There have been other moments when things have come back.  My face will itch on the side of my face where the scars are, and I’ll reach up to rub it absently, and then I’ll get flashes of memories back.  When I first was in the hospital, the doctors told me that memory is a delicate thing; that my brain had “chosen” to shut off in order to shield me from those worst moments, but that it might not be permanent, and I might very well get those memories back some day.  After nearly eight years, I thought I was in the clear.  On August 27th, it will be eight years since the accident.  I thought, really, that I had lost those ten minutes of my life forever, and truth be told, I was fine with that.  There are some memories you just don’t need to have, you know?

But in the last week, that memory, of the car grill, is becoming more vivid.  And there’s more to the memory than just the grill.  I can remember the point of impact now.  I can remember the car slamming into the passenger side door.  And then my brain shuts off again.  I don’t want to remember this.  I don’t know why, after eight years, those memories are suddenly available to me.

I’ve been reading about repressed memories and post-traumatic memory loss, and it’s weird, because even though I’ve been doing extensive reading on PTSD ever since I was diagnosed back in 2008, I always skipped over those sections, because I felt they didn’t apply to me.  After all this time, why should they?  But something I read made a lot of sense to me:

“a traumatic memory will not surface until that person has developed sufficiently to manage the intensity of that information and to have capacity to process it and build a resolve so that the traumatic memories can be put on a shelf along with all the other memories of a lifetime.” 

In other words…I couldn’t remember these things until my brain and body decided that I was mentally ready to handle them.  Which is a comforting thought, really, when you think about it.  It’s like my body has finally decided that I’m strong enough to handle the intensity.  And where my first inclination is to run away, hide, get as far away from those memories as possible…it’s somewhat comforting to feel that my body and brain think that I am capable of it, that even though I wasn’t in the past seven and a half years, I am now.

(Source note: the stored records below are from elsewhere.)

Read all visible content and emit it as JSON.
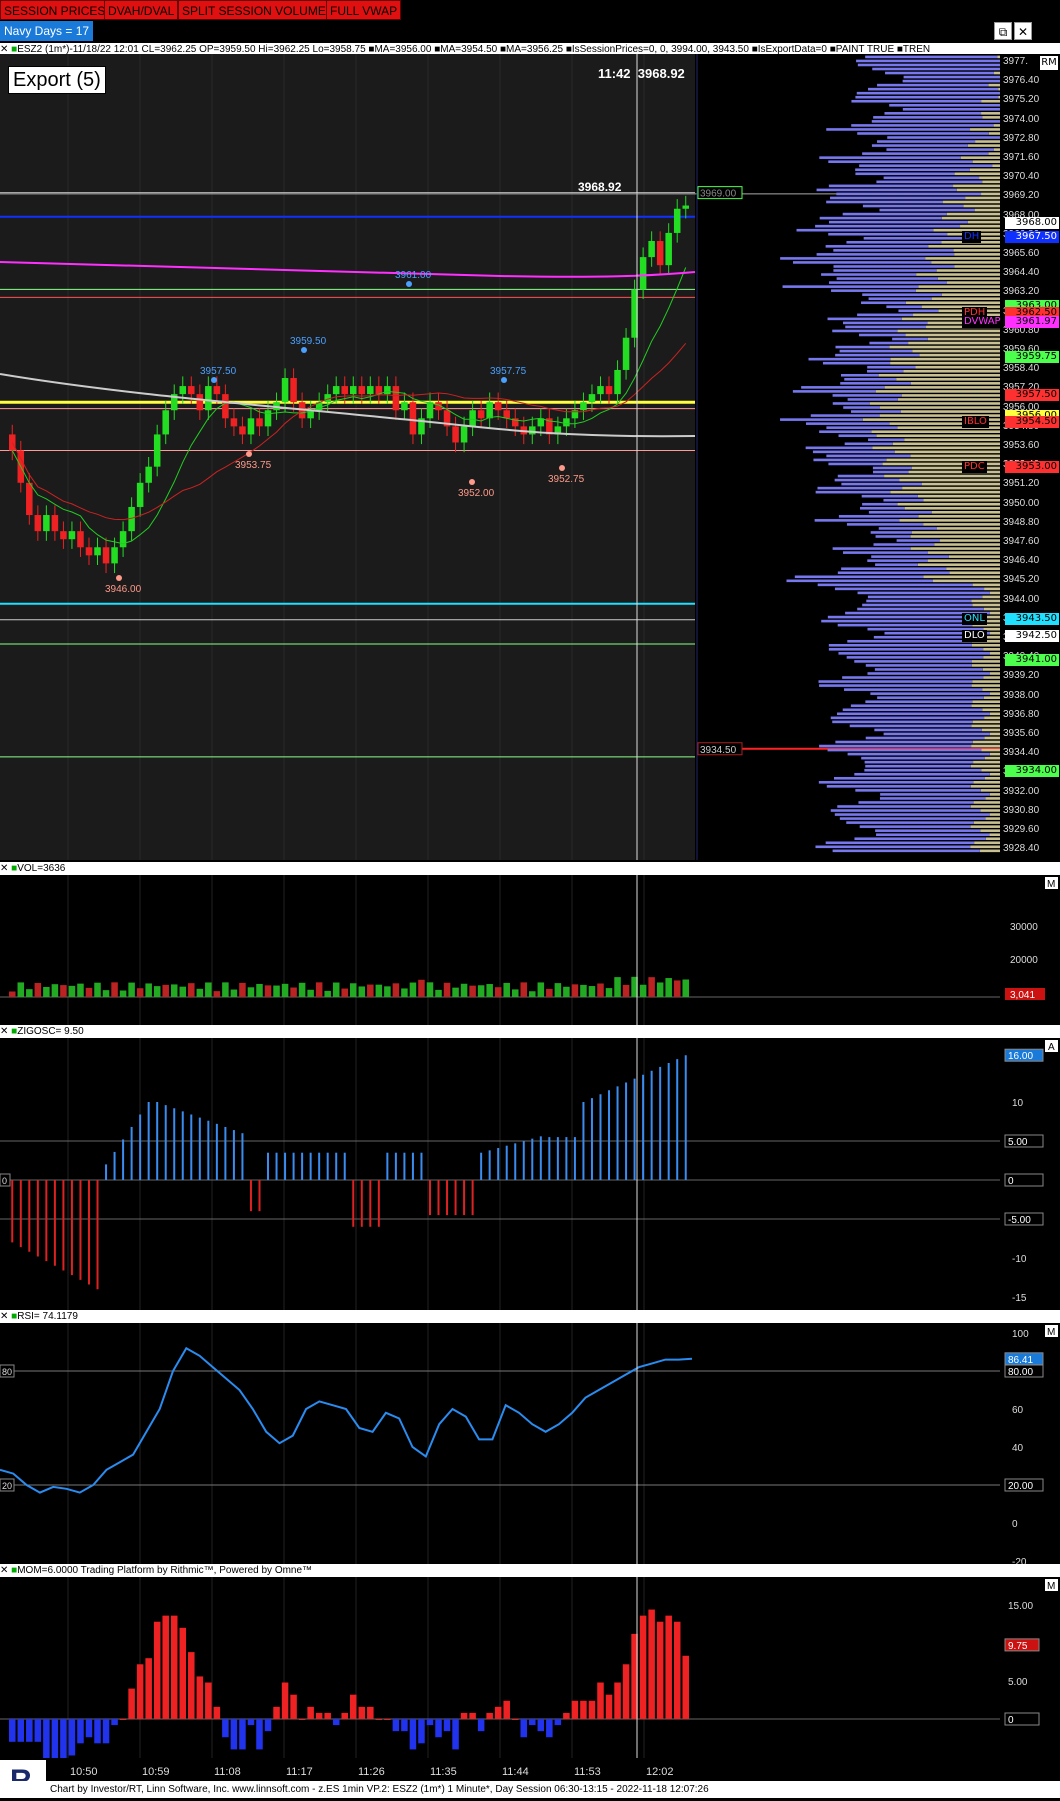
{
  "toolbar": {
    "buttons": [
      "SESSION PRICES",
      "DVAH/DVAL",
      "SPLIT SESSION VOLUME",
      "FULL VWAP"
    ],
    "navy_days": "Navy Days = 17",
    "window_buttons": {
      "restore": "⧉",
      "close": "✕"
    },
    "rm": "RM"
  },
  "main_pane": {
    "header": "ESZ2 (1m*)-11/18/22 12:01 CL=3962.25 OP=3959.50 Hi=3962.25 Lo=3958.75  ■MA=3956.00  ■MA=3954.50  ■MA=3956.25  ■IsSessionPrices=0, 0, 3994.00, 3943.50  ■IsExportData=0  ■PAINT TRUE  ■TREN",
    "export_label": "Export (5)",
    "cursor_time": "11:42",
    "cursor_price": "3968.92",
    "cursor_line_price": "3968.92",
    "box_price_top": "3969.00",
    "box_price_bottom": "3934.50",
    "swing_labels": [
      {
        "text": "3961.00",
        "color": "#4aa0ff"
      },
      {
        "text": "3959.50",
        "color": "#4aa0ff"
      },
      {
        "text": "3957.50",
        "color": "#4aa0ff"
      },
      {
        "text": "3957.75",
        "color": "#4aa0ff"
      },
      {
        "text": "3953.75",
        "color": "#ff9a8a"
      },
      {
        "text": "3952.00",
        "color": "#ff9a8a"
      },
      {
        "text": "3952.75",
        "color": "#ff9a8a"
      },
      {
        "text": "3946.00",
        "color": "#ff9a8a"
      }
    ]
  },
  "price_axis": {
    "ticks": [
      "3977.",
      "3976.40",
      "3975.20",
      "3974.00",
      "3972.80",
      "3971.60",
      "3970.40",
      "3969.20",
      "3968.00",
      "3966.80",
      "3965.60",
      "3964.40",
      "3963.20",
      "3962.00",
      "3960.80",
      "3959.60",
      "3958.40",
      "3957.20",
      "3956.00",
      "3954.80",
      "3953.60",
      "3952.40",
      "3951.20",
      "3950.00",
      "3948.80",
      "3947.60",
      "3946.40",
      "3945.20",
      "3944.00",
      "3942.80",
      "3941.60",
      "3940.40",
      "3939.20",
      "3938.00",
      "3936.80",
      "3935.60",
      "3934.40",
      "3933.20",
      "3932.00",
      "3930.80",
      "3929.60",
      "3928.40"
    ],
    "tags": [
      {
        "label": "",
        "value": "3968.00",
        "bg": "#fff",
        "fg": "#000"
      },
      {
        "label": "DH",
        "value": "3967.50",
        "bg": "#1030ff",
        "fg": "#1030ff"
      },
      {
        "label": "",
        "value": "3963.00",
        "bg": "#4dff4d",
        "fg": "#000"
      },
      {
        "label": "PDH",
        "value": "3962.50",
        "bg": "#ff3030",
        "fg": "#000"
      },
      {
        "label": "DVWAP",
        "value": "3961.97",
        "bg": "#ff30ff",
        "fg": "#000"
      },
      {
        "label": "",
        "value": "3959.75",
        "bg": "#4dff4d",
        "fg": "#000"
      },
      {
        "label": "",
        "value": "3957.50",
        "bg": "#ff3030",
        "fg": "#000"
      },
      {
        "label": "",
        "value": "3956.00",
        "bg": "#ffff40",
        "fg": "#000"
      },
      {
        "label": "IBLO",
        "value": "3954.50",
        "bg": "#ff3030",
        "fg": "#000"
      },
      {
        "label": "PDC",
        "value": "3953.00",
        "bg": "#ff3030",
        "fg": "#000"
      },
      {
        "label": "ONL",
        "value": "3943.50",
        "bg": "#20e0ff",
        "fg": "#000"
      },
      {
        "label": "DLO",
        "value": "3942.50",
        "bg": "#ffffff",
        "fg": "#000"
      },
      {
        "label": "",
        "value": "3941.00",
        "bg": "#4dff4d",
        "fg": "#000"
      },
      {
        "label": "",
        "value": "3934.00",
        "bg": "#4dff4d",
        "fg": "#000"
      }
    ]
  },
  "vol_pane": {
    "header": "VOL=3636",
    "ticks": [
      "30000",
      "20000",
      "10000"
    ],
    "tag": "3,041",
    "marker": "M"
  },
  "zig_pane": {
    "header": "ZIGOSC= 9.50",
    "ticks": [
      "10",
      "-10",
      "-15"
    ],
    "tags": [
      "16.00",
      "5.00",
      "0",
      "-5.00"
    ],
    "marker": "A",
    "left_tag": "0"
  },
  "rsi_pane": {
    "header": "RSI= 74.1179",
    "ticks": [
      "100",
      "60",
      "40",
      "0",
      "-20"
    ],
    "tags": [
      "86.41",
      "80.00",
      "20.00"
    ],
    "left_tags": [
      "80",
      "20"
    ],
    "marker": "M"
  },
  "mom_pane": {
    "header": "MOM=6.0000  Trading Platform by Rithmic™, Powered by Omne™",
    "ticks": [
      "15.00",
      "5.00"
    ],
    "tags": [
      "9.75",
      "0"
    ],
    "marker": "M"
  },
  "x_axis": {
    "labels": [
      "10:50",
      "10:59",
      "11:08",
      "11:17",
      "11:26",
      "11:35",
      "11:44",
      "11:53",
      "12:02"
    ]
  },
  "footer": "Chart by Investor/RT, Linn Software, Inc. www.linnsoft.com - z.ES 1min VP.2: ESZ2 (1m*) 1 Minute*, Day Session 06:30-13:15 - 2022-11-18 12:07:26",
  "colors": {
    "up": "#22dd22",
    "down": "#ee2222",
    "zig_up": "#3b8cf0",
    "zig_down": "#dd2222",
    "rsi": "#2a8cf0",
    "profile_blue": "#7777ee",
    "profile_tan": "#c8c090"
  }
}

DS asked me yesterday how long it’s been since I started seeing Crazy Bruce.  It’s hard to believe that it’s been three years…I started seeing him in early 2010, when I was still living in Bristol.  Three years we’ve been together, chipping away at the demons inside of me, trying to make me into the best person I can possibly be.  Sometimes it feels like a Sisyphan effort, like I’m working so hard on self-improvement but it never gets anywhere.  But when I look back at what I was, and what I could have been, and compare it to now…compare the way I would have handled myself five years ago, pre-medication, pre-Crazy Bruce…then I can see the results.  I can see how it has all been worth it.

I’m a work in progress, but the outline is starting to make sense, you can see where this is going.  It’s like trying to look at a Monet painting up close.  You can’t see the delicate outlines, the way the colors compliment each other perfectly.  You only see the blobs, the shapeless flowers, the way everything runs together like a mess.  It’s only when you stand back far enough, that you can see that it really does all make sense.